Never Mind, Iran: Facebook and Twitter Are Blocked Again
The four-year-old campaign of censorship against social media inside Iran is back on.
A day after people in that country discovered that they could access Facebook and Twitter openly and without the help of virtual private network software, access to the sites has again been restricted, according to people in the country and published media reports.
As Thomas Erdbrink, an Iran-based reporter for the New York Times, writes, officials there are blaming a technical problem, not a change in official outlook, for the daylong loosening of restrictions.
The sudden change had briefly raised some hopes that the censorship regime imposed by the Iranian government after protests erupted in the wake of a disputed 2009 presidential election would come to an end. The country’s newly installed president, Hassan Rouhani, has promised an easing of Internet restrictions. Both Rouhani and his foreign minister Javad Sarif have active Twitter accounts. That caused Times reporter Erdbrink to raise the following question via Twitter:
Legal question: with Twitter and FB again blocked in Iran, are president Rouhani and FM Zarif violating laws with their online activities?

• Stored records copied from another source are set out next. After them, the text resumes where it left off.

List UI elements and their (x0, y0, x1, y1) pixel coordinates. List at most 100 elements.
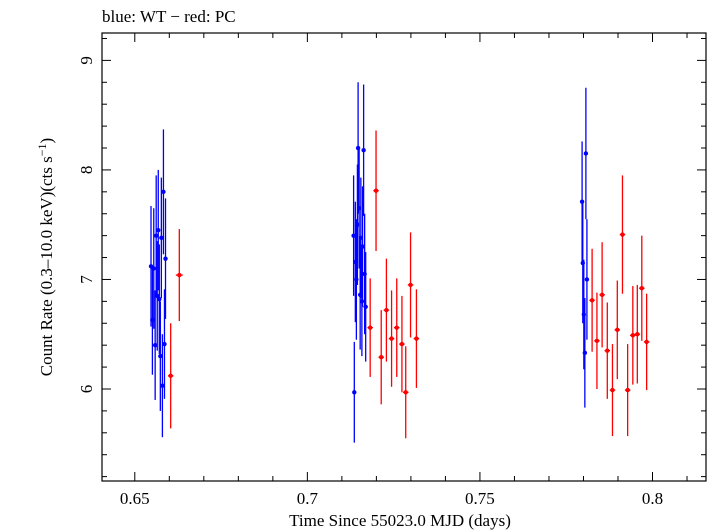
data-point-marker (360, 244, 365, 249)
data-point-pc (378, 310, 384, 405)
data-point-pc (643, 293, 650, 391)
data-point-marker (620, 232, 625, 237)
data-point-wt (153, 175, 159, 296)
data-point-marker (630, 333, 636, 338)
data-point-marker (367, 325, 373, 330)
data-point-wt (582, 298, 588, 408)
y-tick-label: 8 (77, 166, 96, 175)
data-point-pc (175, 229, 183, 322)
data-point-marker (389, 336, 394, 341)
chart-title: blue: WT − red: PC (102, 7, 236, 26)
data-point-wt (156, 169, 161, 291)
y-axis-label: Count Rate (0.3–10.0 keV)(cts s−1) (35, 138, 56, 376)
data-point-pc (373, 130, 379, 251)
data-point-pc (413, 289, 420, 388)
x-tick-label: 0.75 (465, 489, 495, 508)
data-point-marker (161, 189, 166, 195)
data-point-marker (152, 342, 158, 348)
data-point-marker (361, 148, 366, 153)
data-point-pc (624, 344, 631, 437)
y-tick-label: 7 (77, 275, 96, 284)
series-wt (148, 82, 590, 443)
data-point-marker (158, 353, 163, 359)
data-point-marker (639, 286, 645, 291)
data-point-pc (393, 278, 400, 377)
data-point-pc (630, 286, 636, 385)
data-point-pc (609, 344, 616, 437)
y-axis-tick-labels: 6 7 8 9 (77, 56, 96, 393)
data-point-wt (352, 341, 357, 443)
data-point-marker (408, 282, 413, 288)
y-tick-label: 9 (77, 56, 96, 65)
series-layer (148, 82, 650, 443)
data-point-marker (605, 348, 610, 353)
data-point-pc (634, 284, 641, 384)
data-point-marker (582, 350, 588, 356)
data-point-marker (151, 266, 156, 271)
data-point-marker (168, 373, 173, 379)
data-point-marker (635, 332, 640, 337)
data-point-marker (583, 151, 589, 156)
x-tick-label: 0.8 (642, 489, 663, 508)
data-point-wt (152, 290, 158, 400)
data-point-marker (153, 233, 159, 238)
data-point-wt (361, 84, 366, 216)
data-point-wt (363, 252, 368, 362)
x-axis-ticks (134, 33, 688, 481)
data-point-marker (373, 188, 379, 193)
data-point-wt (162, 289, 167, 399)
data-point-wt (151, 208, 156, 329)
y-axis-label-main: Count Rate (0.3–10.0 keV)(cts s (37, 156, 56, 376)
data-point-marker (403, 390, 408, 395)
data-point-wt (584, 219, 590, 340)
data-point-pc (167, 323, 174, 429)
data-point-pc (367, 278, 373, 377)
data-point-marker (156, 227, 161, 233)
data-point-pc (599, 242, 605, 348)
data-point-marker (599, 292, 605, 297)
data-point-wt (159, 177, 164, 299)
data-point-pc (614, 280, 621, 380)
x-tick-label: 0.65 (120, 489, 150, 508)
data-point-pc (383, 258, 390, 362)
data-point-marker (644, 339, 649, 345)
data-point-pc (589, 248, 595, 352)
data-point-pc (604, 302, 611, 399)
series-pc (167, 130, 650, 439)
data-point-marker (394, 325, 399, 330)
data-point-marker (159, 235, 164, 241)
data-point-marker (414, 336, 419, 341)
y-axis-ticks (102, 37, 706, 478)
data-point-wt (161, 129, 166, 255)
data-point-marker (610, 387, 615, 393)
data-point-pc (399, 295, 405, 393)
x-axis-tick-labels: 0.65 0.7 0.75 0.8 (120, 489, 663, 508)
data-point-wt (583, 87, 589, 220)
data-point-marker (163, 256, 168, 261)
data-point-marker (584, 277, 590, 282)
data-point-marker (625, 387, 630, 393)
x-axis-label: Time Since 55023.0 MJD (days) (289, 511, 511, 530)
data-point-pc (388, 290, 395, 387)
data-point-wt (160, 334, 165, 438)
data-point-wt (360, 186, 365, 307)
data-point-wt (157, 244, 162, 354)
data-point-pc (639, 235, 645, 341)
data-point-marker (384, 307, 389, 313)
data-point-marker (363, 304, 368, 310)
data-point-marker (177, 272, 182, 278)
data-point-marker (155, 293, 160, 299)
data-point-marker (157, 296, 162, 302)
data-point-marker (352, 390, 357, 395)
data-point-pc (402, 346, 409, 439)
data-point-marker (160, 383, 165, 388)
x-tick-label: 0.7 (297, 489, 319, 508)
data-point-marker (399, 341, 405, 347)
data-point-marker (359, 299, 365, 304)
data-point-marker (589, 298, 595, 303)
data-point-wt (579, 141, 585, 262)
data-point-marker (379, 355, 384, 360)
y-axis-label-exponent: −1 (35, 143, 49, 156)
data-point-marker (162, 341, 167, 347)
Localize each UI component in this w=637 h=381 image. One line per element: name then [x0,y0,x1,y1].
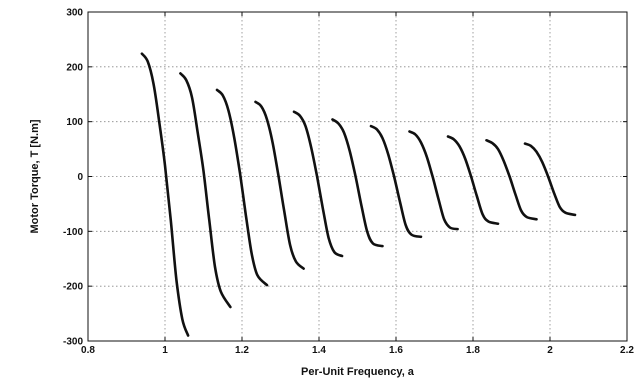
x-tick-label: 2.2 [620,345,634,356]
torque-curve-9 [446,135,500,225]
y-tick-label: 200 [66,62,83,73]
plot-area [140,52,577,337]
torque-curve-10 [485,139,538,221]
y-axis: -300 -200 -100 0 100 200 300 [63,8,627,348]
x-axis-label: Per-Unit Frequency, a [301,366,415,378]
y-tick-label: -100 [63,227,83,238]
torque-curve-2 [179,72,232,309]
x-tick-label: 1.4 [312,345,326,356]
torque-curve-7 [369,124,423,239]
x-axis: 0.8 1 1.2 1.4 1.6 1.8 2 2.2 [81,12,634,356]
y-tick-label: -200 [63,282,83,293]
torque-curve-8 [408,130,459,231]
y-tick-label: -300 [63,337,83,348]
x-tick-label: 0.8 [81,345,95,356]
x-tick-label: 1.8 [466,345,480,356]
y-tick-label: 300 [66,8,83,19]
y-axis-label: Motor Torque, T [N.m] [29,119,41,233]
y-tick-label: 100 [66,117,83,128]
grid [88,12,627,341]
torque-curve-6 [331,118,384,248]
torque-curve-3 [215,88,269,287]
torque-curve-11 [523,142,577,217]
x-tick-label: 1 [162,345,168,356]
torque-curve-4 [254,100,305,270]
torque-curve-1 [140,52,190,337]
x-tick-label: 1.2 [235,345,249,356]
x-tick-label: 1.6 [389,345,403,356]
torque-curve-5 [292,110,344,258]
x-tick-label: 2 [547,345,553,356]
y-tick-label: 0 [77,172,83,183]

— Thomas Erdbrink (@ThomasErdbrink) September 17, 2013
Incidentally, the block also affects YouTube, mainly because it was a video of the shooting death of an Iranian protester named Neda Agha-Soltan that caused a great deal of outrage inside and outside Iran. Of course, that was before the days of what we now call the Arab Spring. Rather than shut down the Internet entirely, as happened in other countries later, the Iranian mullahs opted instead for a more targeted approach.
I bring it up because Google tracks and publishes live data on the the availability of its services in every country in the world. Here’s its graphic on YouTube, going back to June of 2009, when the restrictions were first put in place. (Click to make bigger.)
And, while I know that it’s now sort of dated, it’s worth rereading this essay on the Iranian Internet situation from Jim Cowie at Renesys, a research firm that tracks the ongoing state of the world’s Internet infrastructure. (It is usually the go-to for reliable information when dictators in places like Syria, Libya and Egypt take their countries off the Internet.)
Anyway, sorry, Iran. It was fun while it lasted!